Keep this money in a separate savings account, so it’s easy to access but not tempting to spend.
Why It Works:
An emergency fund helps you avoid debt when life throws a curveball. Even a small fund gives you a sense of security, making it easier to focus on other financial goals.
Debt with high-interest rates, like credit card debt, can be a major obstacle to building wealth because it grows quickly. Reducing or eliminating this debt allows you to put more money toward savings and investments.
How to Start:
List all your debts and their interest rates.
Focus on paying off the highest-interest debt first (this is called the avalanche method).
Alternatively, pay off the smallest debt first to build momentum (called the snowball method).
Once your high-interest debt is gone, you’ll have more cash available for wealth-building activities, like saving or investing.
Why It Works:
Reducing high-interest debt saves money in the long run because you’re no longer paying those high fees. Once the debt is paid off, you can redirect that money into savings or investments.
Investing might sound complicated, but it’s one of the most effective ways to build wealth over time. Even if you can only invest a small amount each month, starting early helps due to a concept called compound interest, where your money grows on itself over time.
How to Start:
If your workplace offers a retirement plan, like a 401(k), start contributing as much as you can. If they match your contributions, that’s free money!
Open a Roth IRA (Individual Retirement Account) if you don’t have access to a 401(k).
If you’re ready to invest outside retirement accounts, consider a simple, low-cost index fund, which is less risky and grows steadily over time.
Even if you start with just $50 a month, your investments can grow significantly over the years.
Why It Works:
Investing allows you to benefit from the growth of the stock market. Since 1926, the average annual return of the S&P 500 (a group of the 500 biggest companies in the U.S.) has been about 10%【source】. Investing over time means your money grows faster than if it just sits in a savings account.

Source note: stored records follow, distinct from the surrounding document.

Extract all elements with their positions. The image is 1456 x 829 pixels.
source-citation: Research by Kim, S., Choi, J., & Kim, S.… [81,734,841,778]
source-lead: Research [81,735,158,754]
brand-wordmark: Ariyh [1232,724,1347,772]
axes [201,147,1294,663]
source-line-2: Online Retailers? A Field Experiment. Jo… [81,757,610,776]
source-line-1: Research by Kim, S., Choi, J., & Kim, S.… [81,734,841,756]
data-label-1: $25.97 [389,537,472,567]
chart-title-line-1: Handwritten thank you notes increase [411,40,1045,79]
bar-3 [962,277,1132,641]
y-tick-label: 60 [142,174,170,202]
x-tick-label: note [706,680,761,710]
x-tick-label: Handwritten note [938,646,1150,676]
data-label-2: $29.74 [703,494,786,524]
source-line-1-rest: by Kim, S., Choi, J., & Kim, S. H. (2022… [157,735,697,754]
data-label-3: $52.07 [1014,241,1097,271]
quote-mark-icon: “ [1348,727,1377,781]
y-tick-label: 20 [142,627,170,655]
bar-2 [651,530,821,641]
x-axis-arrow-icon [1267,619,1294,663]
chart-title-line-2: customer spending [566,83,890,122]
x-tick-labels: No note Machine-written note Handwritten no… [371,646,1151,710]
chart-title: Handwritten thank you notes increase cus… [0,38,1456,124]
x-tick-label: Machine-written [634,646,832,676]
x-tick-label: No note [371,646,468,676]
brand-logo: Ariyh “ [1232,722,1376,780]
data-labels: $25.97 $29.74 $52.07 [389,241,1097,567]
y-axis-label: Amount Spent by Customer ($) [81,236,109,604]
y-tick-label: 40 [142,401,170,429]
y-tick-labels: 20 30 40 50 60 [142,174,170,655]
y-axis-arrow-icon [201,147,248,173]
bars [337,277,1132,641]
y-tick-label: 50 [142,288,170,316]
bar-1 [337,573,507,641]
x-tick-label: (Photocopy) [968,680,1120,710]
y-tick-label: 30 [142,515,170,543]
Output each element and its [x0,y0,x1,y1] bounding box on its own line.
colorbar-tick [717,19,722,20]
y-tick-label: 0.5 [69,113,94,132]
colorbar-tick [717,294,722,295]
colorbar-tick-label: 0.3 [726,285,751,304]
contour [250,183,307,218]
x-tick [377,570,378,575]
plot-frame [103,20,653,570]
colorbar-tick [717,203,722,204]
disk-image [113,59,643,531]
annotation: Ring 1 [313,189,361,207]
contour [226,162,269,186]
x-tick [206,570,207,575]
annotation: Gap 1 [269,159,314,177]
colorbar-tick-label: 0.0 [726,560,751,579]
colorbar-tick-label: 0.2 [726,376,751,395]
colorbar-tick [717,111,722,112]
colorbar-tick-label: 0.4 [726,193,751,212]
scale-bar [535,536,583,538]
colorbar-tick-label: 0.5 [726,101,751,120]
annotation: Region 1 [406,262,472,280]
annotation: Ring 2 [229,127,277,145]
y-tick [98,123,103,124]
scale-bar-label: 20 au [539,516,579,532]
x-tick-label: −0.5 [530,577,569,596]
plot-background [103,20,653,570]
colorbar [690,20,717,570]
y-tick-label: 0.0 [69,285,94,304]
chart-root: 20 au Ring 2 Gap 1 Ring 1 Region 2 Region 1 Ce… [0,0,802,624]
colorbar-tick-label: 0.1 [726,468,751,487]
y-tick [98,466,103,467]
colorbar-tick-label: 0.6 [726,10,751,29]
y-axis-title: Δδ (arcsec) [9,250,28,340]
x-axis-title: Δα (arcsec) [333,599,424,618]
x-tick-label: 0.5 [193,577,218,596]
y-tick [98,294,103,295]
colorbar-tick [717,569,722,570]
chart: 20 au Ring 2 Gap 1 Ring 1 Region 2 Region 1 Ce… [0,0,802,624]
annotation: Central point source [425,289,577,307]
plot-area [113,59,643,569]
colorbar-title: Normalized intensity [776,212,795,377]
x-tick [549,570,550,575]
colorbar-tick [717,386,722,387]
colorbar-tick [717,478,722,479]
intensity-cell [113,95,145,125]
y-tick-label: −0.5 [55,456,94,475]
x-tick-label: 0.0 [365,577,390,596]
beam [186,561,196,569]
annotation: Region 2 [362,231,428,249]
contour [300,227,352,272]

Having more than one source of income can make it easier to save and invest. This extra income might come from a side hustle, part-time job, or investments that pay dividends.
How to Start:
Consider your skills. Could you tutor, freelance, or sell items online?
Look for ways to turn a hobby into income.
Consider passive income ideas like renting out a room in your home or starting a YouTube channel.
Why It Works:
Diversifying your income means you’re not relying on one paycheck. Having multiple streams of income provides extra financial security and makes it easier to reach your wealth-building goals.
Understanding money—how to budget, save, invest, and avoid debt—is crucial to building wealth. Financial literacy helps people make informed decisions that lead to financial success.
How to Start:
Read books like Rich Dad Poor Dad by Robert Kiyosaki or The Total Money Makeover by Dave Ramsey.
Listen to personal finance podcasts like The Dave Ramsey Show or Afford Anything with Paula Pant.
Take free online courses on financial literacy, such as those offered by Coursera or Khan Academy.
Why It Works:
Financial literacy gives you the tools and confidence to make smart money decisions. The more you know about money, the better you can manage and grow your wealth.
Building wealth doesn’t happen overnight. It’s about making small, positive financial choices consistently over time. You may not see results right away, but by following these steps, you’ll gradually see your financial picture improve.
When you take control of your finances, you open up a world of possibilities. Whether you dream of buying a house, traveling, or retiring comfortably, building wealth makes these goals more achievable. So, take it step by step, celebrate your progress, and remember that every little bit adds up over time!